Veut-on néanmoins que ce soit définir le nom, que de dire que ce sont des mots qui servent à nommer ou à qualifier les êtres ? Ceux qui servent à nommer les êtres sont donc les substantifs : or je le demande, quelle lumiere peut sortir d’une pareille définition ? Les noms substantifs sont ceux qui servent à nommer les êtres, c’est dire, ce me semble, que les noms substantifs sont ceux qui sont des noms : définition admirable ! Que peut-elle nous apprendre, si elle ne nous conduit à conclure, que les noms adjectifs sont ceux qui ne sont pas des noms ? C’est en effet ce que j’entreprends de prouver ici.
J’ai déjà apprécié ailleurs (voyez Genre), les raisons alléguées par l’abbé Fromant, Suppl. aux ch. ij. iij. & iv. de la II. part. de la Gramm. gén. en faveur de la vieille distinction des noms en substantifs & adjectifs ; & je dois ajouter ici, que dans une lettre qu’il écrivit à mon collegue & à moi le 12 Novembre 1759, il eut le courage de nous dire du bien de cette critique. « La critique, dit-il, que vous avez faite au mot Genre, d’un endroit de mon supplément, est philosophique & judicieuse ». Cette louange si flatteuse n’est corrigée ensuite ni par si ni par mais ; elle est dictée par la candeur, & elle est d’autant plus digne d’éloges, qu’elle est un exemple malheureusement trop rare dans la république des lettres. Je reprends donc le raisonnement, que je n’ai pour ainsi-dire qu’indiqué au mot Genre, pour en montrer ici le développement & les conséquences.
La nécessité de distinguer entre les substantifs & les adjectifs pour établir les regles qui concernent l’usage des genres, est la seule raison que j’aye employée directement, & même sans trop l’approfondir : je l’ai examinée plus particulierement en parlant du mot, article I. & les usages de toutes les langues, à l’égard des nombres & des cas, n’ont fait que fortifier & étendre le même principe. L’analyse la plus rigoureuse m’a conduit invariablement à partager les mots déclinables en deux classes générales ; la premiere pour les noms & les pronoms, & la seconde pour les adjectifs & les verbes : les mots de la premiere classe ont pour nature commune, de présenter à l’esprit des êtres déterminés ; ceux de la seconde classe, de ne présenter à l’esprit que des êtres indéterminés. Les adjectifs sont donc aussi éloignés que les verbes de ne faire avec les noms qu’une seule & même espece.

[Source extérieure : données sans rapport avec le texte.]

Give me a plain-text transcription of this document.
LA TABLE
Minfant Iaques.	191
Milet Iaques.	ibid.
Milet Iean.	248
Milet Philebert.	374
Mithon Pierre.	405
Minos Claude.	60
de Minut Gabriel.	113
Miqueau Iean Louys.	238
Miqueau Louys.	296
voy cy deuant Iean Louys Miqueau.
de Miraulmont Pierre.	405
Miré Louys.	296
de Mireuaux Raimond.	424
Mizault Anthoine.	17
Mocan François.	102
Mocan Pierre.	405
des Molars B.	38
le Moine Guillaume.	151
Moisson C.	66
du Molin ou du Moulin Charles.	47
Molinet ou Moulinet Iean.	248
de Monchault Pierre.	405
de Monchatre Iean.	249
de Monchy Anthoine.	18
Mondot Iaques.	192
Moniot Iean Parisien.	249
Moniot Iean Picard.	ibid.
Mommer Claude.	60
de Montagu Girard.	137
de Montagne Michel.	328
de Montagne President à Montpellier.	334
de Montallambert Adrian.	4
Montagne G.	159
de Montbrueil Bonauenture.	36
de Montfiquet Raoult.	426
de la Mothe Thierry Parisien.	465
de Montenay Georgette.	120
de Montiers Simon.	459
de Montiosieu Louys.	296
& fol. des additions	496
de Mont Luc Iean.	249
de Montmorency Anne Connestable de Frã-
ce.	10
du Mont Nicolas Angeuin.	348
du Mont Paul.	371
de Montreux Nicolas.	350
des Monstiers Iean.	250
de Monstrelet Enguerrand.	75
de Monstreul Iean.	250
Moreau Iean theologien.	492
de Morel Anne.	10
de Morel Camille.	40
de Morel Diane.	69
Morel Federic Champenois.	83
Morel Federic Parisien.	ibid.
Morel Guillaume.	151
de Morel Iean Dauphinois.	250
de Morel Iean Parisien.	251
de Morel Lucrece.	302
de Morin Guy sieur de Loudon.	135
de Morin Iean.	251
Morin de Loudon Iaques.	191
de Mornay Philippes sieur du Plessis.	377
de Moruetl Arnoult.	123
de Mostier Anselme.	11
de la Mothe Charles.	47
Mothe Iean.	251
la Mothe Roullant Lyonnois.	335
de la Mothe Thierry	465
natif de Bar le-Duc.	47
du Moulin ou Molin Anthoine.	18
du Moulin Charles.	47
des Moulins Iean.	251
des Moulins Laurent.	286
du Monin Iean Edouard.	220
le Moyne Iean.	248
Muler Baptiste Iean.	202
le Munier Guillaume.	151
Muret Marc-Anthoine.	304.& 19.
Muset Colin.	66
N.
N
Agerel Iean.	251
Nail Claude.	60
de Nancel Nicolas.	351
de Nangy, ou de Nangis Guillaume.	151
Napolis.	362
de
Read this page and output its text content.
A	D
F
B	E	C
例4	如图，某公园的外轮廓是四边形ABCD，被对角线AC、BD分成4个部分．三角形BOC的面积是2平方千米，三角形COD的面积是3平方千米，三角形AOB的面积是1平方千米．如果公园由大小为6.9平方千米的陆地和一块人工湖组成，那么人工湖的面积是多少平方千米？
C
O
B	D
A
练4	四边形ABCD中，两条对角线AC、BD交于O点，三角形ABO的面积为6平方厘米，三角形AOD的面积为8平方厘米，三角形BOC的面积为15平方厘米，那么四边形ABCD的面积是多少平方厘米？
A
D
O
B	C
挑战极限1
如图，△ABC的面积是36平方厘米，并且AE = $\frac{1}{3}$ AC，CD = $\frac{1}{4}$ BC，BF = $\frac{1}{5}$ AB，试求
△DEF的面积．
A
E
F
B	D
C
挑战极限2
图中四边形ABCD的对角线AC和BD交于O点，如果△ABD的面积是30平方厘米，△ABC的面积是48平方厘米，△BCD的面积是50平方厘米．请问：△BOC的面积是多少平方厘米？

Ce qui a pu induire là-dessus en erreur les Grammairiens, c’est que les adjectifs reçoivent, dans presque toutes les langues, les mêmes variations que les noms, des terminaisons pour les genres, pour les nombres, & des cas même pour les idiomes qui le comportent : la déclinaison est la même pour les uns & pour les autres par-tout où on les décline, en grec, en latin, en allemand, &c. Ajoutez à cela la concordance de l’adjectif avec le nom, & de plus l’unité de l’objet désigné dans la phrase par l’union des deux mots : que de raisons d’errer pour ceux qui n’approfondissent pas assez, & pour ceux qui se croient grammairiens parce qu’ils en ont appris la partie positive & les faits, quoiqu’ils n’en aient jamais pénétré les principes !
Les noms, que l’on appelle communément substantifs, & que je n’appelle que noms, sont des mots qui présentent à l’esprit des êtres déterminés par l’idée précise de leur nature : & les adjectifs sont des mots qui présentent à l’esprit des êtres indéterminés, désignés seulement par une idée précise qui peut s’adapter à plusieurs natures. Voyez Mot, article 1. & Nom. C’est parce que l’idée individuelle de l’adjectif peut être commune à plusieurs natures, & que le sujet en est indéterminé, que l’adjectif reçoit presque partout les mêmes accidens que les noms & d’après les mêmes regles, afin que la concordance des accidens puisse servir à constater le sujet particulier auquel on applique l’adjectif, & à la nature duquel on adapte l’idée particuliere qui en constitue la signification propre. Mais la maniere même dont se regle par-tout la concordance, loin de faire croire que le nom & l’adjectif sont une même sorte de mots, prouve au contraire qu’ils sont nécessairement d’especes différentes, puisqu’il n’y a que les terminaisons de l’adjectif qui soient assujetties à la concordance, & que celles des noms se décident d’après les vûes différentes de l’esprit & les besoins de l’énonciation.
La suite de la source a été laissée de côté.